O SPLA atuou no Sudão e o LRA em Uganda, no sul do Sudão e no ex Zaire. Ambos se opunham aos governos locais. Fundado por John Garang, entre 1983 e 2005 o SPLA lutou contra o processo de arabização "" efetuado pelo governo de al-Bashir, um genocídio contra as populações não árabes do sul, provocando 2 milhões de mortos. O tratado de paz de 2005 reconheceu a região do Sul do Sudão; em 2011 haverá um referendum sobre sua independência.

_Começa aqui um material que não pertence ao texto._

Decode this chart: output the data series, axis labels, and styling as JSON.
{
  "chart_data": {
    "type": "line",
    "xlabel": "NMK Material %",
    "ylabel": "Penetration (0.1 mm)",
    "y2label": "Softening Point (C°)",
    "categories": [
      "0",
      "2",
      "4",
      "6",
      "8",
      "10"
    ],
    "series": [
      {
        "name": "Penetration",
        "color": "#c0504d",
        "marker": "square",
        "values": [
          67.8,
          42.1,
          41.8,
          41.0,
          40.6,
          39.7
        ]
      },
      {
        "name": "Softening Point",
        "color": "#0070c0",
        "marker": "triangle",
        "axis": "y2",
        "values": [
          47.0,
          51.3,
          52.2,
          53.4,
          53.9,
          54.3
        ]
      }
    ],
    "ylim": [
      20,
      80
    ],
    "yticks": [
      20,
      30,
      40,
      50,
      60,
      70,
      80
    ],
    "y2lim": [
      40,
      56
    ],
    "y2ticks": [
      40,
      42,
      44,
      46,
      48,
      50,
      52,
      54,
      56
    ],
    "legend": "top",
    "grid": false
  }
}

Fundado em 1987, o LRA se opõe, no norte de Uganda, ao governo corrupto de Youveri Museveni, o dono do país com o exército africano mais poderoso, mas "incapaz" de acabar com a guerrilla de Kony. Até 2002, o LRA se embrenhava pelo território sudanês onde recebia apoio, pois al-Bashir estaba interessado em desestabilizar Uganda. No meio da luta, as pessoas.

UM GESTO DE AMOR

A história de Emmanuel deu um giro fundamental num campo de refugiados, onde conheceu Emma McCune, uma trabalhadora humanitária. Casada com o líder guerrilheiro sudanês Riek Machar, hoje vice-presidente do Sud4ao sul, Emma o convencera a não utilizar meninos em sua milícia. Sensibilizada com o caso de Emmanuel, a mulher decidiu adotá-lo e enviá-lo para o Quênia e se tornou responsável por sua educação. "Nunca havia recebido esse tipo de atenção, conta hoje Emmanuel. Ela nunca me levantou a voz, corrigia-me com suavidade. Até então não sabia o que era o amor". Seis meses depois de sua chegada ao Quênia, Emma morreria num acidente de trânsito. Mas na alma deste menino algo mudara. Freqüentando uma igreja descobriu seu talento musical. No decorrer dos anos passou da atividade amadora à carreira profissional. Seu primeiro trabalho chegou a estar entre os dez mais vendidos do Quênia. Numa década, Emmanuel Jal, seu nome completo, transformou-se num cantor internacional de hip hop com milhares de discos vendidos em todo o mundo. Hoje este artista vive entre Londres e África: criou uma instituição educativa que leva o nome de sua benfeitora, transformou-se num precioso colaborador da UNICEF na luta contra o uso de meninos como soldados, e utiliza seu talento para difundir uma mensagem de paz. Este ano sua biografia foi publicada na Grã-Bretanha e nos Estados Unidos e sua vida inspira documentários e filmes.

Sem dúvida, a história de Emmanuel Jal e sua assombrosa mudança é somente ma gota no oceano de dor dos milhares de meninos obrigados a serem soldados. Mas hoje, ocupando um novo lugar na sociedade, este cantor pode fazer muito em benefício de outros como ele.

É alentador saber que tudo foi possível graças a um gesto de amor de alguém por outra pessoa.

Por Alberto Barlotti




Livro
FILHO DA GUERRA: A HISTORIA DE UM MENINO SOLDADO
Emmanuel Jal

Sinopse do livro:
A história de um jovem que sobreviveu aos horrores dos campos de batalha para se tornar um famoso cantor e defensor da paz é o mote de Filho da Guerra, do rapper Emmanuel Jal. Em meados dos anos 80, Jal era um garoto sudanês de sete anos que vivia em uma pequena vila com sua mãe, pai e irmãos. Tinha uma vida simples mas feliz, até que uma guerra civil explode em seu país e sua vida nunca mais é a mesma. Logo se vê junto com outros 10 mil meninos, conhecidos como os Meninos Perdidos do Sudão, lutando em duas guerras civis por quase uma década, sem nem mesmo entender as razões destes conflitos. Sua vida começa a mudar quando é adotado por uma voluntária britânica e começa uma nova jornada, tornando-se, então, um cantor conhecido no mundo todo. Filho da Guerra é chocante, inspirador e, antes de tudo, cheio de esperança.